Les produits laitiers dans Inglourious basterds
Après mûre réflexion, je pense avoir compris pourquoi la scène la plus forte du film, à mon goût, est une des deux scènes de pénétration. Ce n'est pas celle où Aldo Raine enfonce son index dans le trou de balle de Bridget von Hammersmark, mais plutôt celle où le colonel Landa enfonce sa cigarette allemande allumée dans la crème Chantilly ornant son Strüedel. La symbolique que contient ce geste d'apparence anodine est très puissante.
Habitant très près de la frontière qui nous sépare de la Germanie, il m'arrive d'y faire des incursions fréquentes, et j'ai pu remarquer que l'Allemand, bien que se sentant volontiers supérieur au petit Français, notamment en matière de construction automobile, garde au fond de lui un gros complexe d'infériorité culinaire. Au risque de m'avancer un peu et de commettre une bourde historique, j'affirme que c'est très probablement depuis la Seconde Guerre Mondiale que l'Allemand vénère la crème fraîche française. Dans tout débit de boisson en Allemagne, lorsqu'on commande un café, on reçoit d'office un petit pot contenant de la crème fraîche liquide, qu'il est de bon ton de verser dans le café. Les emballages de crème fraîche, en Allemagne, portent la mention "crème fraîche" écrite telle quelle, en français !
Nombreux sont les fromages français disponibles dans les rayons des grandes surfaces allemandes, et il est courant de voir des Allemands passer la frontière rien que pour venir acheter de nos bons fromages français. Le cinéma, bien souvent, a souligné cette fascination des Allemands pour la gastronomie française et tout particulièrement pour les produits laitiers :
la Vache et le prisonnier (1959), la Cuisine au beurre (1963), le Grand restaurant (1966).

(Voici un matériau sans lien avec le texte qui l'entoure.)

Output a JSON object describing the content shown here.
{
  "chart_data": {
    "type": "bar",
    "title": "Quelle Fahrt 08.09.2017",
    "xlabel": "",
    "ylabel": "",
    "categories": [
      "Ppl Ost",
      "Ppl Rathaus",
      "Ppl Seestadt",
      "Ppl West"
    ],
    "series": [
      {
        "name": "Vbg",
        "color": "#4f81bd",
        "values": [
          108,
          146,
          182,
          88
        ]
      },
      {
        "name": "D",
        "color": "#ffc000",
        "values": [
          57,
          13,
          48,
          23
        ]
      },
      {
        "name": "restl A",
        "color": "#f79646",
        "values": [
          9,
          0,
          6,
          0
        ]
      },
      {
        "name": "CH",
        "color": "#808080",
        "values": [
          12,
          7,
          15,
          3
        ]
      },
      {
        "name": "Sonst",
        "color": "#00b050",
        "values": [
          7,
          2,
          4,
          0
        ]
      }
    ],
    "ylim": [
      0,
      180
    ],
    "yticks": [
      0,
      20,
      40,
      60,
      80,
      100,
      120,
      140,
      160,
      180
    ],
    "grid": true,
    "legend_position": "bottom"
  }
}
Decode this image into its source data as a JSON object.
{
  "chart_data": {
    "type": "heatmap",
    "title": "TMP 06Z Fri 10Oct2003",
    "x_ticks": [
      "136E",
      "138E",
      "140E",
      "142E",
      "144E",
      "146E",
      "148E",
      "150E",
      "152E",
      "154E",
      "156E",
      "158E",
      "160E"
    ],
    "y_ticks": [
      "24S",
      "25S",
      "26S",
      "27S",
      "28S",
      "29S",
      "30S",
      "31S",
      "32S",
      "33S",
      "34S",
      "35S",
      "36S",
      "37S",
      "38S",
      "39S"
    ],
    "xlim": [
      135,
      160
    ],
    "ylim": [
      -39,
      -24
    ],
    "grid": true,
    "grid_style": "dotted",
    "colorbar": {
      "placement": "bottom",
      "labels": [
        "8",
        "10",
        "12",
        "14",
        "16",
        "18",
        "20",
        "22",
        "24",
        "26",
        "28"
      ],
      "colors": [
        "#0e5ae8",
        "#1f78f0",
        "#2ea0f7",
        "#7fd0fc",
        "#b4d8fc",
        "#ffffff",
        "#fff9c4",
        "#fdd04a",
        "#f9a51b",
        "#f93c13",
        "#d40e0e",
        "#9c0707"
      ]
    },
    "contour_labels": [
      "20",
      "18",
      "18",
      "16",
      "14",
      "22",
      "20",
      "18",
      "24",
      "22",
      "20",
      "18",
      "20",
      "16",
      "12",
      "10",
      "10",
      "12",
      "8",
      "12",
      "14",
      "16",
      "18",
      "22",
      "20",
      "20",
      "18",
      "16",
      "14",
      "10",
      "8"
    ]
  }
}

Mais si la crème de lait représente la France, elle est aussi la femme nourricière, et c'est pourquoi
(début spoiler l'assassinat de Bridget par Landa n'est pas surprenant fin spoiler) en écrasant sa cigarette dans la crème Chantilly le colonel Landa commet un acte dont la violence mysoginique est extrème. C'est en quelque sorte un acte matricide. Le désir fou du viril aigle teuton, boire au téton nourricier de Marianne, qui se heurte à une résistance farouche, c'est un peu comme si R
omus se voyait abandonné par la louve au profit de Romulus. L'Allemand est le parent pauvre de l'Europe, il n'a pas reçu l'héritage, comme le petit Français par ses aïeux Gallo-Romains, de la culture latine qu'il adore ; en témoignent les nombreuses références à Rome que firent les nazis : le faisceau du fascisme, les grandes architectures à colonnes, le salut du bras, le quadrige de Berlin, et même avant le nazisme le titre d'Empereur dont s'était emparé le dirigeant allemand.

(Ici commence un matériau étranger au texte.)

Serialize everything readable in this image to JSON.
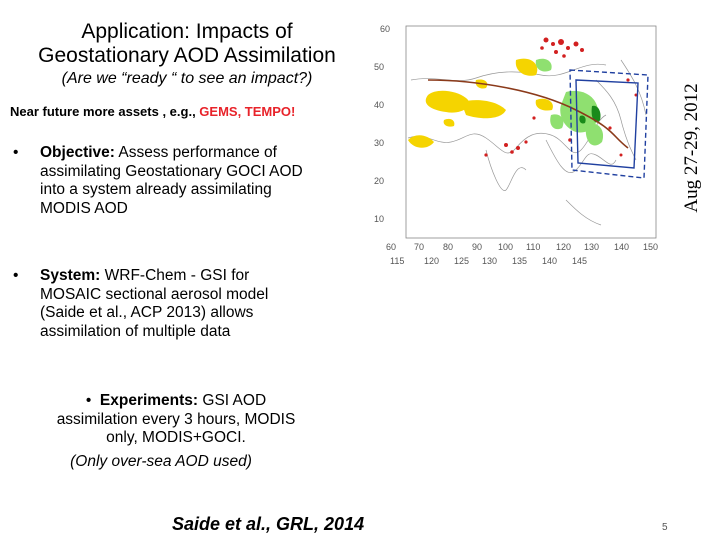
{
  "slide": {
    "title_line1": "Application: Impacts of",
    "title_line2": "Geostationary AOD Assimilation",
    "subtitle": "(Are we “ready “ to see an impact?)",
    "near_future_prefix": "Near future more assets , e.g., ",
    "near_future_highlight": "GEMS, TEMPO",
    "near_future_suffix": "!",
    "bullet_symbol": "•",
    "objective_label": "Objective:",
    "objective_text": " Assess performance of assimilating Geostationary GOCI AOD into a system already assimilating MODIS AOD",
    "system_label": "System:",
    "system_text": " WRF-Chem - GSI for MOSAIC sectional aerosol model (Saide et al., ACP 2013) allows assimilation of multiple data",
    "experiments_label": "Experiments:",
    "experiments_text": " GSI AOD assimilation every 3 hours, MODIS only, MODIS+GOCI.",
    "experiments_note": "(Only over-sea AOD used)",
    "citation": "Saide et al., GRL, 2014",
    "date_vertical": "Aug 27-29, 2012",
    "page_number": "5"
  },
  "map": {
    "lat_labels": [
      "60",
      "50",
      "40",
      "30",
      "20",
      "10"
    ],
    "lon_labels_top": [
      "60",
      "70",
      "80",
      "90",
      "100",
      "110",
      "120",
      "130",
      "140",
      "150"
    ],
    "lon_labels_bottom": [
      "115",
      "120",
      "125",
      "130",
      "135",
      "140",
      "145"
    ],
    "colors": {
      "modis_land": "#f5d400",
      "goci": "#8fe070",
      "goci_dark": "#1a8a1a",
      "points": "#d22020",
      "track": "#8b3a1a",
      "domain_box": "#2040a0"
    }
  }
}
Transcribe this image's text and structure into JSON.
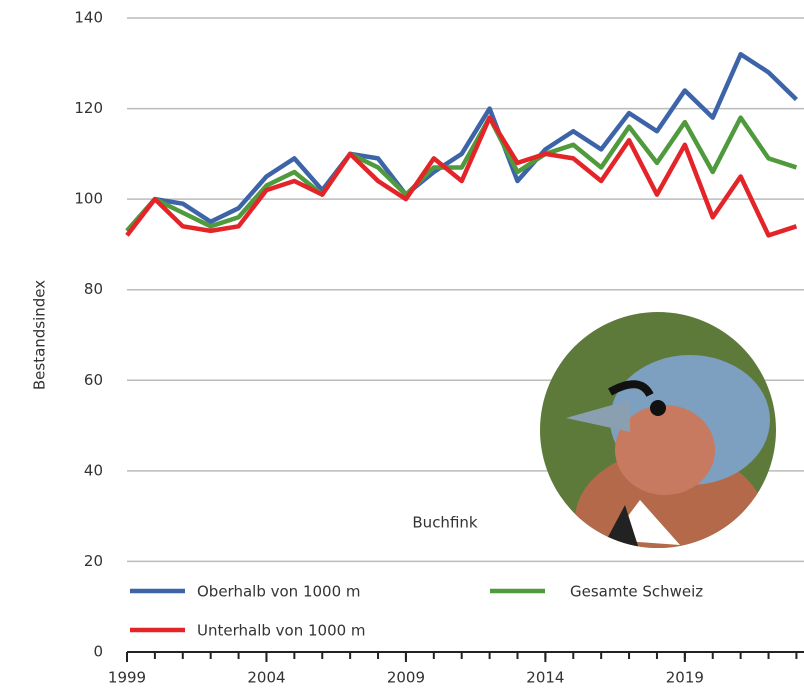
{
  "chart_data": {
    "type": "line",
    "y_label": "Bestandsindex",
    "annotation": "Buchfink",
    "x": [
      1999,
      2000,
      2001,
      2002,
      2003,
      2004,
      2005,
      2006,
      2007,
      2008,
      2009,
      2010,
      2011,
      2012,
      2013,
      2014,
      2015,
      2016,
      2017,
      2018,
      2019,
      2020,
      2021,
      2022,
      2023
    ],
    "series": [
      {
        "name": "Oberhalb von 1000 m",
        "color": "#3d64a8",
        "values": [
          93,
          100,
          99,
          95,
          98,
          105,
          109,
          102,
          110,
          109,
          101,
          106,
          110,
          120,
          104,
          111,
          115,
          111,
          119,
          115,
          124,
          118,
          132,
          128,
          122
        ]
      },
      {
        "name": "Gesamte Schweiz",
        "color": "#4f9a3c",
        "values": [
          93,
          100,
          97,
          94,
          96,
          103,
          106,
          101,
          110,
          107,
          101,
          107,
          107,
          118,
          106,
          110,
          112,
          107,
          116,
          108,
          117,
          106,
          118,
          109,
          107
        ]
      },
      {
        "name": "Unterhalb von 1000 m",
        "color": "#e32428",
        "values": [
          92,
          100,
          94,
          93,
          94,
          102,
          104,
          101,
          110,
          104,
          100,
          109,
          104,
          118,
          108,
          110,
          109,
          104,
          113,
          101,
          112,
          96,
          105,
          92,
          94
        ]
      }
    ],
    "xlim": [
      1999,
      2023.2
    ],
    "xticks": [
      1999,
      2004,
      2009,
      2014,
      2019
    ],
    "ylim": [
      0,
      140
    ],
    "yticks": [
      0,
      20,
      40,
      60,
      80,
      100,
      120,
      140
    ],
    "grid": true
  }
}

Déjà Louis XIV avait remarqué cela, lorsqu'il s'adresse à son fils dans ses
Mémoires :
Citer:
... pour en revenir aux empereurs d'aujourd'hui, il vous est aisé, mon fils, de comprendre par tout ce discours, qu'ils ne sont nullement ce qu'étaient les anciens empereurs romains, ni ce qu'étaient nos aïeux. Car à leur faire justice, on doit les regarder seulement comme les chefs et les capitaines-généraux d'une République d'Allemagne, assez nouvelle en comparaison de plusieurs autres Etats, et qui n'est ni si grande ni si puissante qu'elle doive prétendre aucune supériorité sur les nations voisines.

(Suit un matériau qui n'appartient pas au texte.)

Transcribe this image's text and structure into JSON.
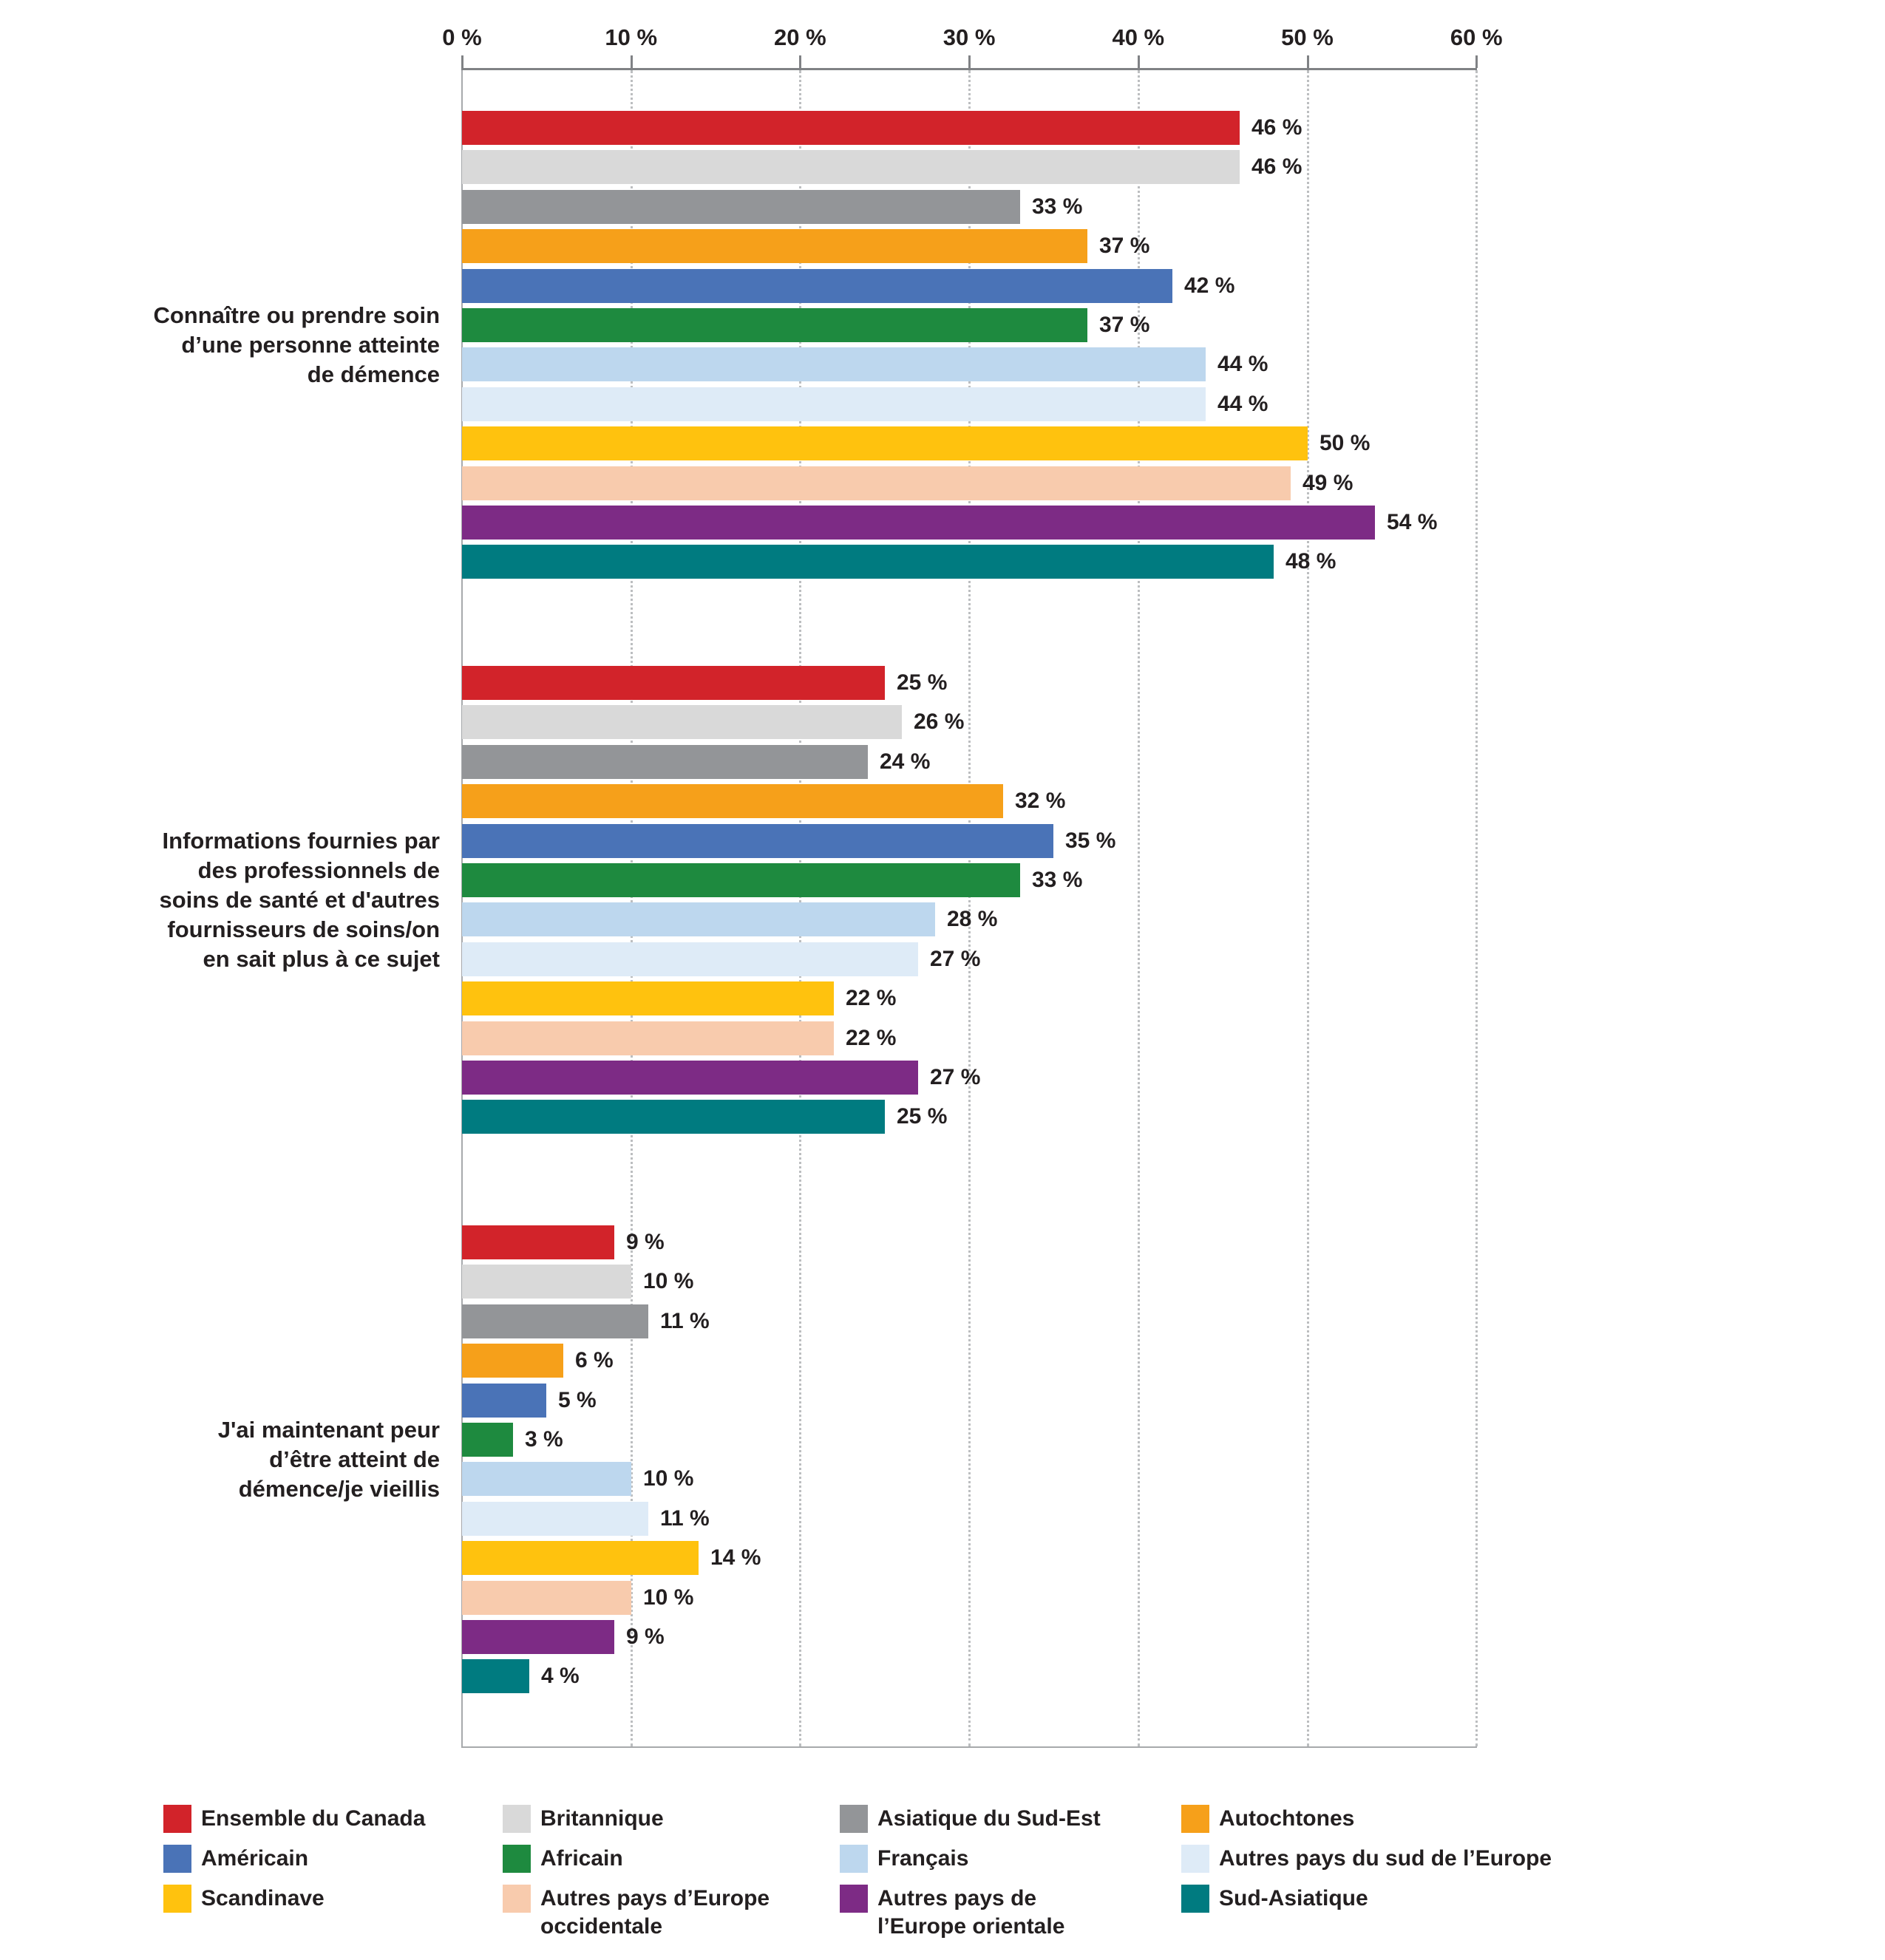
{
  "chart_data": {
    "type": "bar",
    "orientation": "horizontal",
    "title": "",
    "xlabel": "",
    "ylabel": "",
    "x_axis": {
      "min": 0,
      "max": 60,
      "tick_step": 10,
      "ticks": [
        "0 %",
        "10 %",
        "20 %",
        "30 %",
        "40 %",
        "50 %",
        "60 %"
      ],
      "grid": "dotted"
    },
    "value_suffix": " %",
    "legend_position": "bottom",
    "series": [
      {
        "name": "Ensemble du Canada",
        "color": "#D2232A"
      },
      {
        "name": "Britannique",
        "color": "#D9D9D9"
      },
      {
        "name": "Asiatique du Sud-Est",
        "color": "#939598"
      },
      {
        "name": "Autochtones",
        "color": "#F6A01A"
      },
      {
        "name": "Américain",
        "color": "#4A73B7"
      },
      {
        "name": "Africain",
        "color": "#1E8A3F"
      },
      {
        "name": "Français",
        "color": "#BDD7EE"
      },
      {
        "name": "Autres pays du sud de l’Europe",
        "color": "#DEEBF7"
      },
      {
        "name": "Scandinave",
        "color": "#FFC20E"
      },
      {
        "name": "Autres pays d’Europe occidentale",
        "color": "#F8CBAD"
      },
      {
        "name": "Autres pays de l’Europe orientale",
        "color": "#7D2B85"
      },
      {
        "name": "Sud-Asiatique",
        "color": "#007B80"
      }
    ],
    "groups": [
      {
        "label": "Connaître ou prendre soin d’une personne atteinte de démence",
        "values": [
          46,
          46,
          33,
          37,
          42,
          37,
          44,
          44,
          50,
          49,
          54,
          48
        ]
      },
      {
        "label": "Informations fournies par des professionnels de soins de santé et d'autres fournisseurs de soins/on en sait plus à ce sujet",
        "values": [
          25,
          26,
          24,
          32,
          35,
          33,
          28,
          27,
          22,
          22,
          27,
          25
        ]
      },
      {
        "label": "J'ai maintenant peur d’être atteint de démence/je vieillis",
        "values": [
          9,
          10,
          11,
          6,
          5,
          3,
          10,
          11,
          14,
          10,
          9,
          4
        ]
      }
    ]
  }
}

Enfin, pour clore cet exposé pseudo-magistral certainement truffé d'erreurs grossières, une dernière petite référence trouvée dans
Inglourious basterds : Shosanna éconduit le sniper allemand épris d'elle en tentant de l'orienter vers les femmes de Vichy. Or, il existe un potage nommé "vichyssoise", qui est très riche en crème fraîche.